The defendant, Peter M. Hoffman, was the chief executive officer of Seven Arts Entertainment Inc., a company that was primarily involved in the motion picture and entertainment industry in California. As chief executive officer of Seven Arts Entertainment Inc., his duties included the selection and production of major motion pictures, strategic planning, business development, operations, financial administration, and accounting. Hoffman was also an attorney and participated as a lawyer and executive in numerous financial and tax-preferred financings over a period of more than 25 years. Hoffman also owned, operated, and controlled numerous companies related to and affiliated with Seven Arts Entertainment Inc.
The co-defendant, Michael P. Arata, was a Louisiana attorney and businessman who also owned and operated companies involved in the movie and entertainment industry. Through their respective companies, Hoffman and Arata were partners in different movie-industry business ventures.
Through their respective companies, Hoffman and Arata purchased property located at 807 Esplanade in New Orleans, Louisiana. 807 Esplanade was an old mansion located in the Faubourg Marigny neighborhood on the edge of the French Quarter that had fallen into a severe state of disrepair over many years. The proposed reason for purchasing the property was to renovate the mansion and turn it into a film post-production facility.
After purchasing the property, Hoffman and Arata submitted an application and supporting documents to the state of Louisiana in order to receive film infrastructure tax credits for money the defendants fraudulently claimed had been spent on 807 Esplanade. On or about June 19, 2009, the state of Louisiana issued approximately $1,132,480.80 in tax credits to the 807 Esplanade partnership.
The Indictment charges that Hoffman and Arata fraudulently submitted materially false and misleading documents and information regarding 807 Esplanade expenditures to the auditors and to the state of Louisiana in order to receive infrastructure tax credits.
“The United States Attorney’s Office, the FBI. and the Louisiana Office of the Inspector General stand committed to protecting the economic interests of the United States and the state of Louisiana,” stated U.S. Attorney Polite. “The state of Louisiana has provided significant incentives to the film and entertainment industry in order to develop business and employment in Louisiana. Such an important effort will not be criminally exploited.”
“Those who brazenly steal from the taxpayers and abuse tax credit programs should know that we will relentlessly pursue and hold them criminally accountable wherever possible,” stated Louisiana Inspector General Stephen Street. “We remain committed to working with the FBI and United States Attorney to root out this sort of corruption wherever it may exist.”

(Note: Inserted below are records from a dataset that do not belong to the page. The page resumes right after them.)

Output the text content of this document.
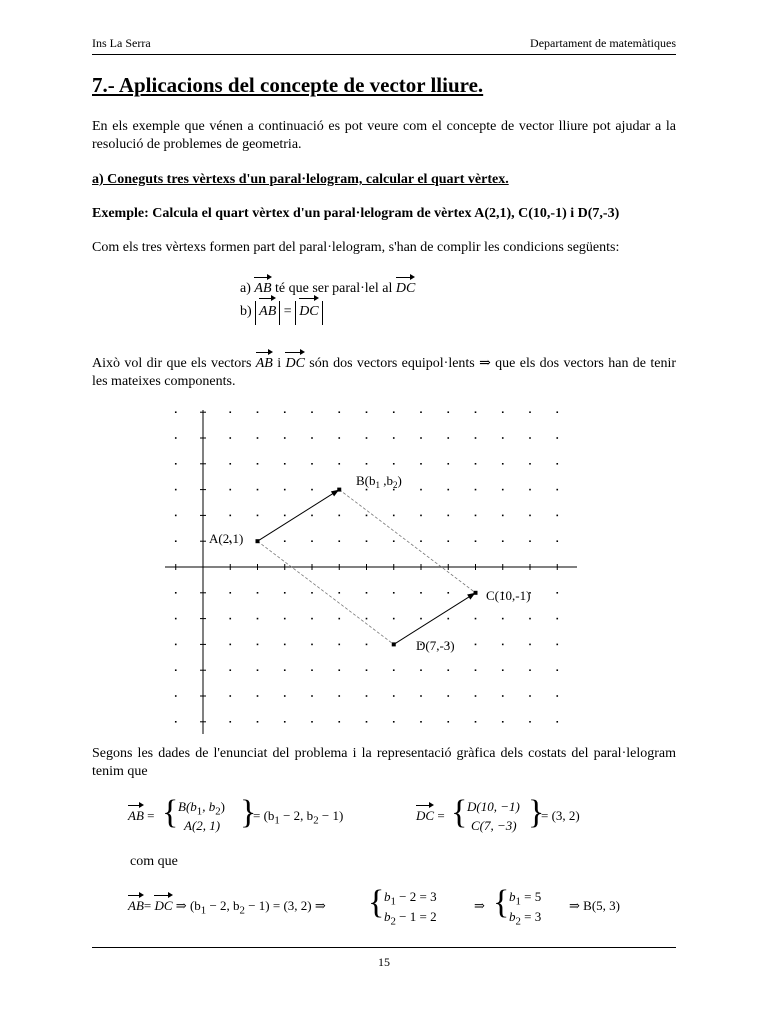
Ins La Serra	Departament de matemàtiques
7.- Aplicacions del concepte de vector lliure.

En els exemple que vénen a continuació es pot veure com el concepte de vector lliure pot ajudar a la resolució de problemes de geometria.

a) Coneguts tres vèrtexs d'un paral·lelogram, calcular el quart vèrtex.

Exemple: Calcula el quart vèrtex d'un paral·lelogram de vèrtex A(2,1), C(10,-1) i D(7,-3)

Com els tres vèrtexs formen part del paral·lelogram, s'han de complir les condicions següents:

a) AB té que ser paral·lel al DC
b) AB = DC

Això vol dir que els vectors AB i DC són dos vectors equipol·lents ⇒ que els dos vectors han de tenir les mateixes components.

A(2,1)
$B(b_1$ $,b_2$)
C(10,-1)
D(7,-3)

Segons les dades de l'enunciat del problema i la representació gràfica dels costats del paral·lelogram tenim que

AB = { $B(b_1$, $b_2$)
A(2, 1) }
= ($b_1 - 2$, $b_2 - 1$)	DC = { D(10, −1)
C(7, −3) }
= (3, 2)

com que

AB= DC ⇒ ($b_1 - 2$, $b_2 - 1) = (3$, 2) ⇒ { $b_1 - 2 = 3$
$b_2 - 1 = 2$
⇒ { $b_1 = 5$
$b_2 = 3$
⇒ B(5, 3)
15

Hoffman and Arata face a maximum term of imprisonment of five years with respect to count one and 20 years with respect to each of counts two through six. The defendants also face a maximum fine of $250,000 with respect to each count and supervised release of three years.
U.S. Attorney Polite reiterated that the indictment is merely a charge and that guilt of the defendants must be proven beyond a reasonable doubt.
The case is being investigated by special agents of the Federal Bureau of Investigation and the Louisiana Office of the Inspector General. The case is being prosecuted by Assistant United States Attorneys G. Dall Kammer and Jordan Ginsberg.